Confrontation brutale entre le corps et l’esprit :
Force est de constater que les troubles pathologiques, qui ont affecté aussi bien le corps que l’esprit, avaient créé un duel insolite et atroce. Le corps qui traitait naturellement les ordres de l’esprit sévissait sous le faix du jeun les châtiments les plus intenses ; Hamsun accorde au protagoniste affamé un caractère de masochiste afin de montrer la gravité de la situation. Et l’image qui en témoigne est celle de l’index gratuitement mordu et ensanglanté.
Cependant, l’esprit (ou en d’autres termes le système nerveux) se trouvait aussi affecté par le malaise physiologique perpétuel. S’auto-injurier, se comporter bizarrement, sentir un vide immense tourmenter l’esprit, espérer la délivrance ultime, tous ces anomalies font l’objet d’un dérèglement mental dont le conscient et le subconscient, le « moi » et le surmoi délibèrent confusément. Les dualités implicitement exprimées dans le roman révèlent le génie du l’auteur.
Brainstorming :
Mises à part les convulsions et les réactions physiologiques mentionnées, un combat s’initiait entre le « moi » et le surmoi. Le surmoi imposait au protagoniste des règles à ne pas transgresser, des valeurs à garder et un mode de comportement que son « moi » dénigrait au fur à mesure que la pression croissait.
Grâce au monologue quasi présent dans le roman, le lecteur averti savourerait les discussions enflammées entre les voix intérieures du héros.

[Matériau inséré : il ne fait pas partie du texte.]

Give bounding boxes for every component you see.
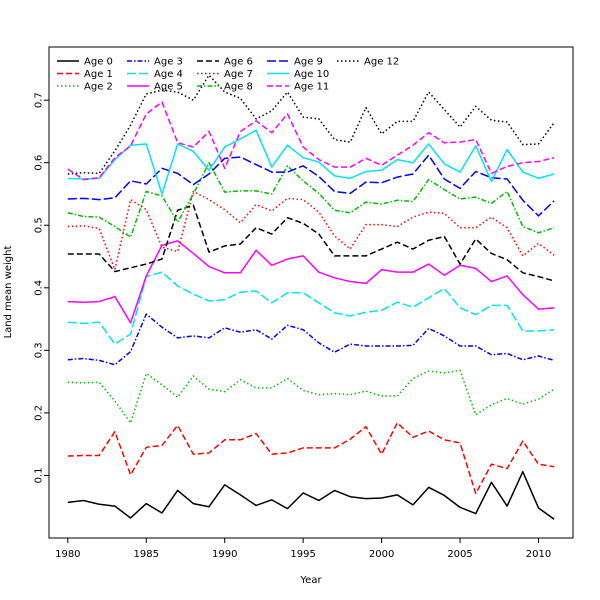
legend-label: Age 2 [84, 82, 113, 93]
legend-item-age-2: Age 2 [57, 82, 113, 93]
series-line-age-12 [67, 74, 555, 175]
legend-item-age-6: Age 6 [197, 57, 253, 68]
y-tick-label: 0.2 [34, 405, 45, 421]
legend-label: Age 8 [224, 82, 253, 93]
x-tick-label: 1985 [134, 549, 159, 560]
series-line-age-7 [67, 190, 555, 271]
legend-label: Age 11 [294, 82, 329, 93]
legend-label: Age 10 [294, 69, 329, 80]
plot-frame [48, 46, 574, 539]
y-tick-label: 0.7 [34, 92, 45, 108]
legend-label: Age 6 [224, 57, 253, 68]
legend-label: Age 4 [154, 69, 183, 80]
legend-item-age-4: Age 4 [127, 69, 183, 80]
series-line-age-0 [67, 470, 555, 520]
legend-item-age-1: Age 1 [57, 69, 113, 80]
legend-item-age-10: Age 10 [267, 69, 329, 80]
legend-item-age-0: Age 0 [57, 57, 113, 68]
legend-label: Age 5 [154, 82, 183, 93]
legend-item-age-12: Age 12 [337, 57, 399, 68]
legend-label: Age 12 [364, 57, 399, 68]
y-tick-label: 0.6 [34, 155, 45, 171]
series-line-age-10 [67, 129, 555, 195]
series-line-age-3 [67, 313, 555, 366]
x-tick-label: 1980 [55, 549, 80, 560]
plot-marks [67, 74, 555, 520]
legend-label: Age 3 [154, 57, 183, 68]
legend-item-age-9: Age 9 [267, 57, 323, 68]
y-tick-label: 0.4 [34, 280, 45, 296]
series-line-age-4 [67, 271, 555, 345]
x-axis-label: Year [299, 575, 322, 586]
legend-item-age-5: Age 5 [127, 82, 183, 93]
legend-item-age-11: Age 11 [267, 82, 329, 93]
legend-item-age-7: Age 7 [197, 69, 253, 80]
x-tick-label: 1990 [212, 549, 237, 560]
x-tick-label: 2000 [369, 549, 394, 560]
legend-label: Age 9 [294, 57, 323, 68]
legend-label: Age 0 [84, 57, 113, 68]
x-tick-label: 2005 [447, 549, 472, 560]
series-line-age-9 [67, 154, 555, 217]
y-axis-label: Land mean weight [3, 246, 14, 339]
x-tick-label: 1995 [290, 549, 315, 560]
legend-item-age-8: Age 8 [197, 82, 253, 93]
legend-label: Age 1 [84, 69, 113, 80]
y-axis: 0.1 0.2 0.3 0.4 0.5 0.6 0.7 [34, 92, 49, 483]
legend-item-age-3: Age 3 [127, 57, 183, 68]
legend-label: Age 7 [224, 69, 253, 80]
y-tick-label: 0.5 [34, 217, 45, 233]
x-tick-label: 2010 [526, 549, 551, 560]
series-line-age-1 [67, 422, 555, 495]
series-line-age-6 [67, 204, 555, 282]
series-line-age-2 [67, 369, 555, 424]
y-tick-label: 0.1 [34, 467, 45, 483]
series-line-age-5 [67, 240, 555, 324]
series-line-age-11 [67, 101, 555, 181]
y-tick-label: 0.3 [34, 342, 45, 358]
x-axis: 1980 1985 1990 1995 2000 2005 2010 [55, 538, 551, 560]
series-line-age-8 [67, 161, 555, 238]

D’autre part, la confrontation entre le conscient et le subconscient figurait entre les lignes. Il va sans dire qu’un conscient qui s’acharne à prouver que l’esprit dont il émane est sain et qui le déclare expressément mène à supposer (et à affirmer même) que le subconscient met en avant des craintes et des soucis refoulés. Toutefois, les tréfonds de l’esprit remontent à la surface et apparaissent dans les articles réalisés par le protagoniste et rémunérés à la pige ; L’allégorie de la librairie en feu est, en quelque sorte, une allusion littérale aux cerveaux humains et indirecte à l’état d’esprit du personnage.
En effet, l’acuité des sujets abordés dans les articles évoluait parallèlement à la dégradation mentale résultante de l’inanition ; Des critiques philosophiques jusqu`au drame blasphématoire, le protagoniste a expérimenté à son insu toute une succession de phases maladives, à savoir une simple névrose s’est accentuée pour se transformer à la longue en une psychose bénigne ressemblant en grande partie à la schizophrénie.

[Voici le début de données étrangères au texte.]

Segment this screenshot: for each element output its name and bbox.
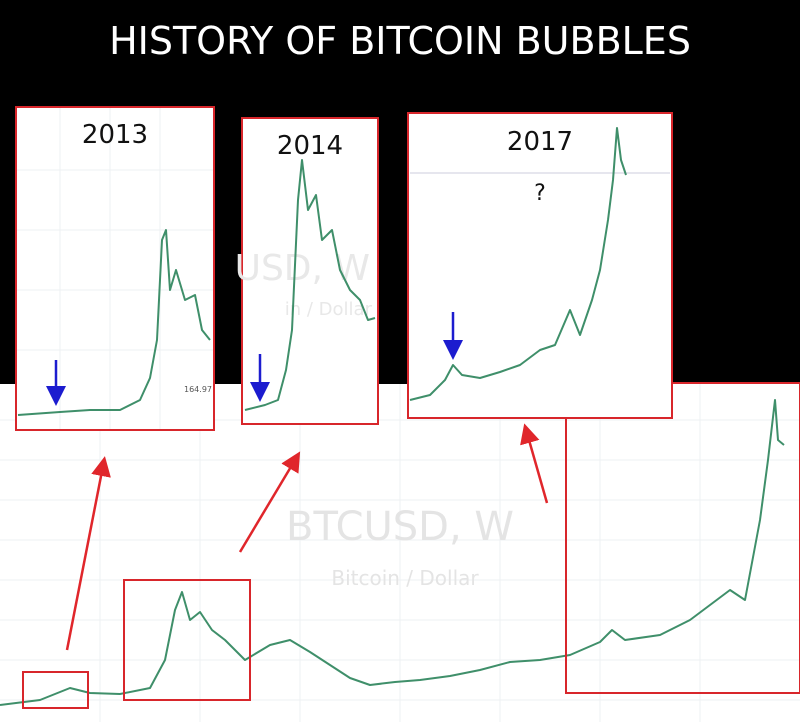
inset-grid xyxy=(17,108,213,429)
price-line xyxy=(0,399,785,706)
inset-label: 2017 xyxy=(507,127,573,157)
watermark-name: Bitcoin / Dollar xyxy=(331,566,479,590)
highlight-2014 xyxy=(123,579,251,701)
highlight-2013 xyxy=(22,671,89,709)
inset-label: 2013 xyxy=(82,120,148,150)
arrow-2013 xyxy=(65,456,111,651)
inset-2017 xyxy=(407,112,673,419)
highlight-2017 xyxy=(565,382,800,694)
price-tag: 164.97 xyxy=(184,385,212,394)
watermark-symbol: BTCUSD, W xyxy=(286,504,514,550)
inset-price-2013 xyxy=(17,229,211,416)
inset-price-2014 xyxy=(244,159,376,411)
inset-watermark-symbol: USD, W xyxy=(235,248,370,289)
arrow-2014 xyxy=(238,451,301,553)
arrow-2017 xyxy=(520,423,549,504)
title: HISTORY OF BITCOIN BUBBLES xyxy=(109,19,691,63)
inset-2013 xyxy=(15,106,215,431)
inset-price-2017 xyxy=(409,127,627,401)
inset-note: ? xyxy=(534,181,546,206)
inset-label: 2014 xyxy=(277,131,343,161)
inset-watermark-name: in / Dollar xyxy=(285,299,373,320)
inset-2014 xyxy=(241,117,379,425)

Le « Bon » Dieu et la misère :
La notion de Dieu s’illustre étrangement dans le roman puisque toute amélioration de la situation du protagoniste est équivoque de bonté divine, néanmoins la gravité des incidents est proportionnellement plus importante que les éclaircis. D’où le doute poussait constamment le protagoniste à s’insurger contre le Créateur en Lui portant des propos blasphématoires à chaque crise au détriment des quelques louanges psalmodiées en temps d’espoir.
Instinct de survie et échelle de valeur :
La faim incessante fait remonter à la surface un instinct animalier se rapportant à la survie chez le héros et à chaque poussée instinctive on observe un bouleversement de l’ordre de l’échelle des valeurs et parfois même un musèlement de la voix vertueuse à la faveur d’une satiété temporaire.

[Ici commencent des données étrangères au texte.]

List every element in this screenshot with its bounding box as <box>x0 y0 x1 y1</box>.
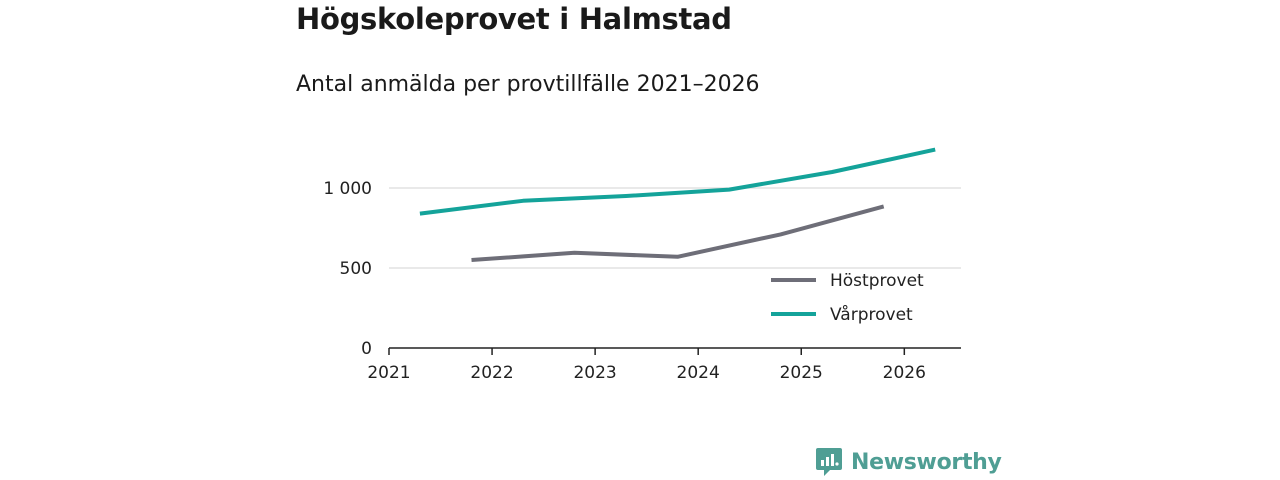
x-tick-label: 2025 <box>780 363 823 383</box>
line-chart: 2021 2022 2023 2024 2025 2026 0 500 1 000 Höstp… <box>323 147 961 383</box>
x-tick-label: 2023 <box>573 363 616 383</box>
y-axis-labels: 0 500 1 000 <box>323 179 372 359</box>
y-tick-label: 500 <box>340 259 372 279</box>
legend-label: Vårprovet <box>830 304 913 325</box>
legend: Höstprovet Vårprovet <box>771 271 924 325</box>
brand-name: Newsworthy <box>851 449 1002 475</box>
y-tick-label: 0 <box>361 339 372 359</box>
series-line-hostprovet <box>471 204 885 262</box>
chart-title: Högskoleprovet i Halmstad <box>296 2 732 36</box>
newsworthy-logo-icon <box>816 448 842 476</box>
x-tick-label: 2024 <box>677 363 720 383</box>
x-axis: 2021 2022 2023 2024 2025 2026 <box>367 347 961 383</box>
newsworthy-brand: Newsworthy <box>815 446 1002 478</box>
series-line-varprovet <box>419 147 936 216</box>
x-tick-label: 2021 <box>367 363 410 383</box>
gridlines <box>389 187 961 269</box>
y-tick-label: 1 000 <box>323 179 372 199</box>
chart-subtitle: Antal anmälda per provtillfälle 2021–202… <box>296 72 760 97</box>
series-lines <box>419 147 936 262</box>
x-tick-label: 2022 <box>470 363 513 383</box>
legend-label: Höstprovet <box>830 271 924 291</box>
x-tick-label: 2026 <box>883 363 926 383</box>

Quand le ventre est vide, la haine triomphe à la place de la tolérance et l’honnêteté perd toute sa consistance et tous les moyens deviennent permis, c’est ce que nous apprend Hamsun en transposant ces desseins sur le protagoniste.
L’amour et ses qualités curatives :
En dépit des supplices et de la souffrance durable du protagoniste, son attachement affectif à une jeune demoiselle qu’il lui a attribuée comme nom Ylajali avait l’effet d’un placebo. Du coup, la rupture avait une résonnance assourdissante amplifiant la misère de l’homme.
In fine, ce roman de gros calibre rédigé par un homme de lettre érudit mérite toute attention. D’ailleurs, l’hommage rendu à ce chef d’œuvre n’a pas fait l’exclusivité des critiques et des écrivains puisque le musicien Isak Anderssen a composé un morceau dénommé Ylajali afin de déifier Knut Hamsun et de valoriser son livre inédit.